Reviewed at the 2010 Abu Dhabi Film Festival.
Before he directed 1988’s astounding “The Vanishing” and 1993’s astoundingly disappointing American remake of the same film, Dutch filmmaker George Sluizer made a trilogy of documentaries entitled “Land of the Fathers” that followed two Palestinian families through their experiences in 1974, 1978 and 1983 — the last, “Adios Beirut,” he mentioned was sold to PBS but never broadcast. With “Homeland,” one of the films making its world premiere at Abu Dhabi, Sluizer revisits those two families, now spread out over Lebanon, Colombia, the U.A.E. and other locations, and also puts himself and his feelings about the Israeli-Palestinian conflict center stage.
“Homeland” starts quietly, with Sluizer discussing his own history, the earlier films, the aneurysm two years ago that left him needing crutches or a wheelchair to get around, and how that brush with mortality encouraged him to revisit the past. It ends with him looking in on a comatose (and heavily Photoshopped) Ariel Sharon, telling him the world would have been a better place if he’d died in Auschwitz along with much of Sluizer’s Dutch family. So, no mincing around with ambiguities here. The sincerity of Sluizer’s feelings are without question — his reunions with each family member, particularly the elderly head of the large Hammad family, are tearful and joyous, his fury in the face of the displaced from their homes palpable.

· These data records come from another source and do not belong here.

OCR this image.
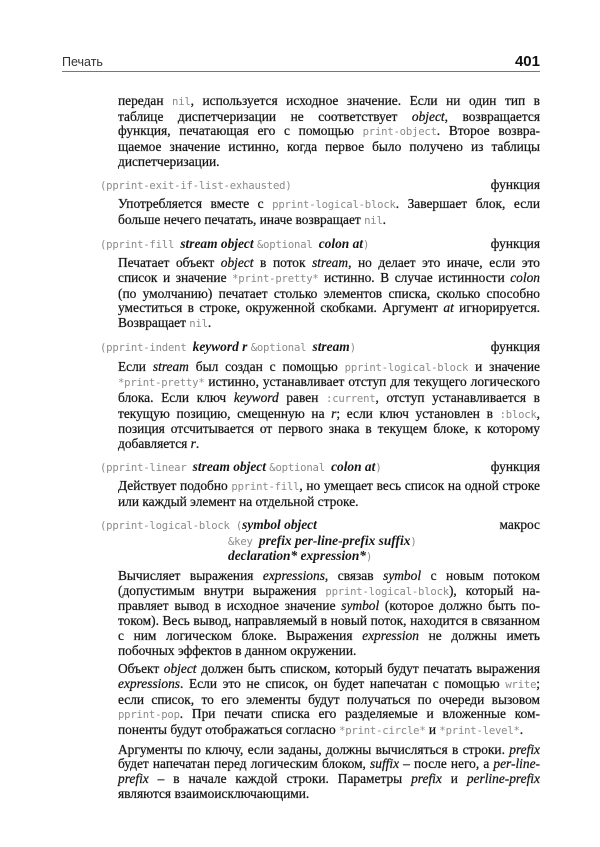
Печать	401

передан nil, используется исходное значение. Если ни один тип в таблице диспетчеризации не соответствует object, возвращается функция, печатающая его с помощью print-object. Второе возвращаемое значение истинно, когда первое было получено из таблицы диспетчеризации.

(pprint-exit-if-list-exhausted)	функция

Употребляется вместе с pprint-logical-block. Завершает блок, если больше нечего печатать, иначе возвращает nil.

(pprint-fill stream object &optional colon at)	функция

Печатает объект object в поток stream, но делает это иначе, если это список и значение *print-pretty* истинно. В случае истинности colon (по умолчанию) печатает столько элементов списка, сколько способно уместиться в строке, окруженной скобками. Аргумент at игнорируется. Возвращает nil.

(pprint-indent keyword r &optional stream)	функция

Если stream был создан с помощью pprint-logical-block и значение *print-pretty* истинно, устанавливает отступ для текущего логического блока. Если ключ keyword равен :current, отступ устанавливается в текущую позицию, смещенную на r; если ключ установлен в :block, позиция отсчитывается от первого знака в текущем блоке, к которому добавляется r.

(pprint-linear stream object &optional colon at)	функция

Действует подобно pprint-fill, но умещает весь список на одной строке или каждый элемент на отдельной строке.

(pprint-logical-block (symbol object
&key prefix per-line-prefix suffix)
declaration* expression*)
макрос

Вычисляет выражения expressions, связав symbol с новым потоком (допустимым внутри выражения pprint-logical-block), который направляет вывод в исходное значение symbol (которое должно быть потоком). Весь вывод, направляемый в новый поток, находится в связанном с ним логическом блоке. Выражения expression не должны иметь побочных эффектов в данном окружении.

Объект object должен быть списком, который будут печатать выражения expressions. Если это не список, он будет напечатан с помощью write; если список, то его элементы будут получаться по очереди вызовом pprint-pop. При печати списка его разделяемые и вложенные компоненты будут отображаться согласно *print-circle* и *print-level*.

Аргументы по ключу, если заданы, должны вычисляться в строки. prefix будет напечатан перед логическим блоком, suffix – после него, а per-line-prefix – в начале каждой строки. Параметры prefix и perline-prefix являются взаимоисключающими.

But “Homeland” wanders into browbeating Michael Moore-style documentary techniques, even before Sluizer’s diatribe to an unhearing, hospitalized Sharon. He walks up to Jewish settlers living in a formerly Arab house in East Jerusalem and asks to speak to the young man who answers the door on camera. When the young man says that someone else in their household speaks to the press and that he’s not home at the moment, Sluizer taunts “I guess now the most oppressed have become the oppressors!” An interview he does get with an American settler who needs no help looking ridiculous is nevertheless abusively edited to cut her off mid-sentence in her responses. Discordant string music swells behind periodic quotes from Sharon and others about how “if I was only an Israeli civilian and met a Palestinian, I would burn him and make him suffer before killing him.”
Regardless of where you stand on Israel and Palestine, the amount of vitriol on display in “Homeland” and the determined one-sideness of the argument is startling and off-putting, the language on occasion powerfully uncomfortable — Sluizer speaks, for instance, about the biased reporting of all the “Jewish news agencies.” These things basically guarantee “Homeland” will never screen for an audience not already sympathetic towards and invested in the Palestinian cause — it won’t win someone over. (It’s slated to eventually air on the Aljazeera Documentary Channel, but at the moment has no theatrical distributor in place.) It’s fiery agitprop, but it’s not a well-made movie.
“Homeland” does not yet have U.S. distribution.